Das Handwerk im Kammergebiet Konstanz ist verhalten ins Jahr 2026 gestartet. Die aktuelle Konjunkturumfrage der Handwerkskammer Konstanz zeigt, dass sich sowohl die Bewertung der Geschäftslage als auch die Erwartungen der Betriebe im ersten Quartal deutlich eingetrübt haben.
„Die wirtschaftlichen und geopolitischen Unsicherheiten spüren wir alle, auch das Handwerk in unserer Region“, sagt Werner Rottler, Präsident der Handwerkskammer Konstanz. Um die Wirtschaft zu entlasten, müsse die Politik nun dringend reagieren. „Sämtliche Abgaben und Lasten müssen auf den Prüfstand, und zwar schnell,“ fordert Rottler.

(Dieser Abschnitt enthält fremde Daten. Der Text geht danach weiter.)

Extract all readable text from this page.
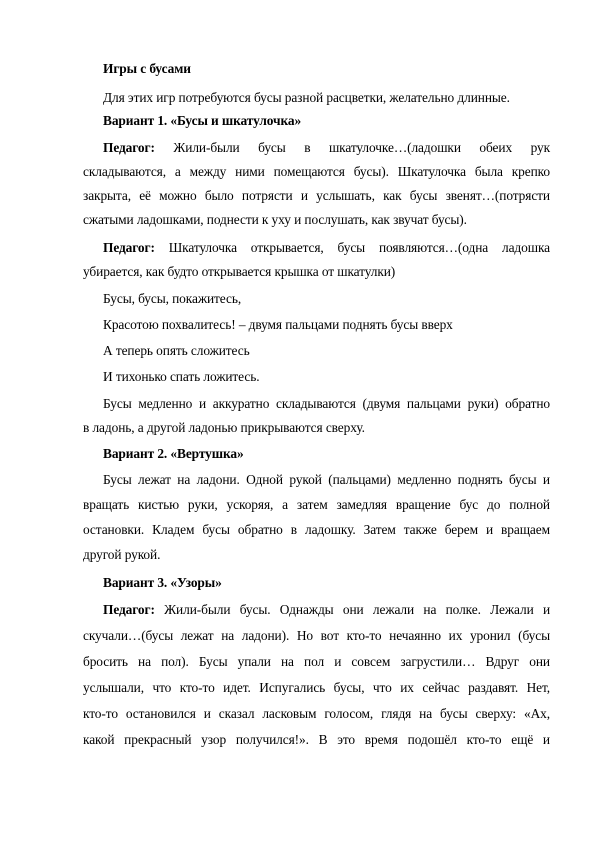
Игры с бусами
Для этих игр потребуются бусы разной расцветки, желательно длинные.
Вариант 1. «Бусы и шкатулочка»
Педагог: Жили-были бусы в шкатулочке…(ладошки обеих рук
складываются, а между ними помещаются бусы). Шкатулочка была крепко
закрыта, её можно было потрясти и услышать, как бусы звенят…(потрясти
сжатыми ладошками, поднести к уху и послушать, как звучат бусы).
Педагог: Шкатулочка открывается, бусы появляются…(одна ладошка
убирается, как будто открывается крышка от шкатулки)
Бусы, бусы, покажитесь,
Красотою похвалитесь! – двумя пальцами поднять бусы вверх
А теперь опять сложитесь
И тихонько спать ложитесь.
Бусы медленно и аккуратно складываются (двумя пальцами руки) обратно
в ладонь, а другой ладонью прикрываются сверху.
Вариант 2. «Вертушка»
Бусы лежат на ладони. Одной рукой (пальцами) медленно поднять бусы и
вращать кистью руки, ускоряя, а затем замедляя вращение бус до полной
остановки. Кладем бусы обратно в ладошку. Затем также берем и вращаем
другой рукой.
Вариант 3. «Узоры»
Педагог: Жили-были бусы. Однажды они лежали на полке. Лежали и
скучали…(бусы лежат на ладони). Но вот кто-то нечаянно их уронил (бусы
бросить на пол). Бусы упали на пол и совсем загрустили… Вдруг они
услышали, что кто-то идет. Испугались бусы, что их сейчас раздавят. Нет,
кто-то остановился и сказал ласковым голосом, глядя на бусы сверху: «Ах,
какой прекрасный узор получился!». В это время подошёл кто-то ещё и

Stimmung trüber als im letzten Quartal
Zum Jahresbeginn bewerten 41 Prozent der Betriebe ihre Geschäftslage als gut (4. Quartal 2025: 44 Prozent), 37 Prozent als befriedigend und 22 Prozent als schlecht. Auch die Auftragslage hat sich abgeschwächt: Während 17 Prozent der Betriebe steigende Auftragseingänge melden, berichten 40 Prozent von einem Rückgang. Gleichzeitig nimmt die Zahl der Betriebe mit geringerer Auslastung zu: 32 Prozent arbeiten derzeit mit höchstens 60 Prozent ihrer Kapazitäten.
Kosten und Unsicherheiten bremsen Entwicklung
Neben der schwächeren Nachfrage sorgen vor allem steigende Kosten für Druck in den Betrieben. Ein Großteil der befragten Unternehmen berichtet von höheren Einkaufspreisen. Die jüngsten Preisentwicklungen im Zuge des Iran-Konflikts verstärken diese Belastungen zusätzlich. Steigende Energiepreise, höhere Bauzinsen sowie zusätzliche Belastungen durch Mindestlohn, CO₂-Bepreisung und Sozialabgaben setzen das Handwerk zunehmend unter Druck.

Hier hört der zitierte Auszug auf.